Some things I liked about yesterday:
- A 72-year-old man got up to explain why he was there. “Can I be frank?” he asked. He and his peers have a number of children, and all of them “love the Lord,” he said. But none of them want anything to do with the church as it is. He spoke of his concern that Sunday mornings were consuming so much energy in the church that it’s been distracted from its mission. He didn’t seem to have a chip on his shoulder, but as part of the church he was concerned and not prepared to just blame the kids. He turned out to be the best speaker of the day, even though he was part of the audience.
- There wasn’t a lot of anger and angst yesterday. If anything, speakers went out of their way to affirm what traditional churches are doing well, while expressing humility about what the emerging church is not doing well.
- All the speakers were great. It’s the first time I’ve heard Chris Seay and I wasn’t disappointed.
- I loved the challenge from multiple speakers to reject the free market Gospel that’s about making our lives better, and to embrace and live the Gospel on its own terms instead.
- McLaren was articulate and gracious in his interaction at Richview. He always seems to try to understand the question behind the question.
- I loved that Nathan, one of the conference organizers, stayed behind to stack chairs after the event at Richview, even though I’m sure he was bushed. Classy.
What I didn’t like:
- We had four white Americans addressing us a predominantly younger, mostly white audience yesterday. We’re not there yet.
- After the event at McLaren, I talked to a man who began to attack McLaren. As he talked, he painted a caricature. I think it’s smart to critically engage McLaren’s views, but I was saddened by an attack that was more personal and, I think, inaccurate.
Other posts on McLaren at Richview:
- Bill Kinnon – “He had every reason to be tired this evening – but there was no sense of that. He was warm, engaging and gracious.
- Paul Martin – “He is a very articulate speaker… this meeting did nothing but confirm what I have written in my own mind.” (Paul is presenting a paper on the Emerging Church Monday.)
- Challies weighs in – “We were subjected to long, rambling discourses that seemed to do anything but address the actual question…Throughout the evening, boldness was absent…Brian McLaren loves Jesus, but he hates God.” Update: Tim has changed that last sentence to, “Brian McLaren loves Jesus, but does he love God in the same way?”
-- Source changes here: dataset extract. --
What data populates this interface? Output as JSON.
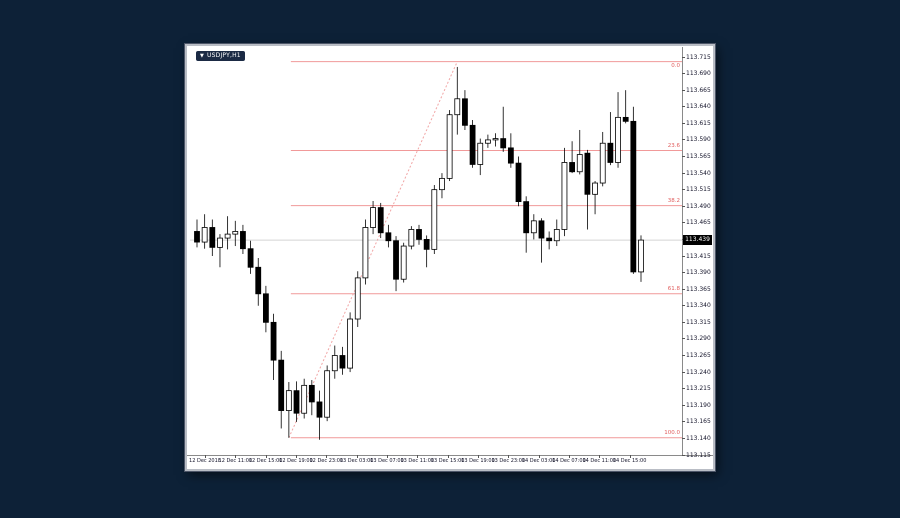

- Ian Clary – “All in all I came away from the evening saddened by what McLaren had to say – or not say as it turned out.”
- Christel – “I don’t think he made a single ringing affirmative about what he believes to be true throughout the evening.”
- Clint – “McLaren offered much of what any good sage would possess: pithy anecdotes, measured critiques, questions for questions, and concrete applications. Surprisingly however, McLaren seemed nickel-poor when it came to supplying answers that had lasting currency.”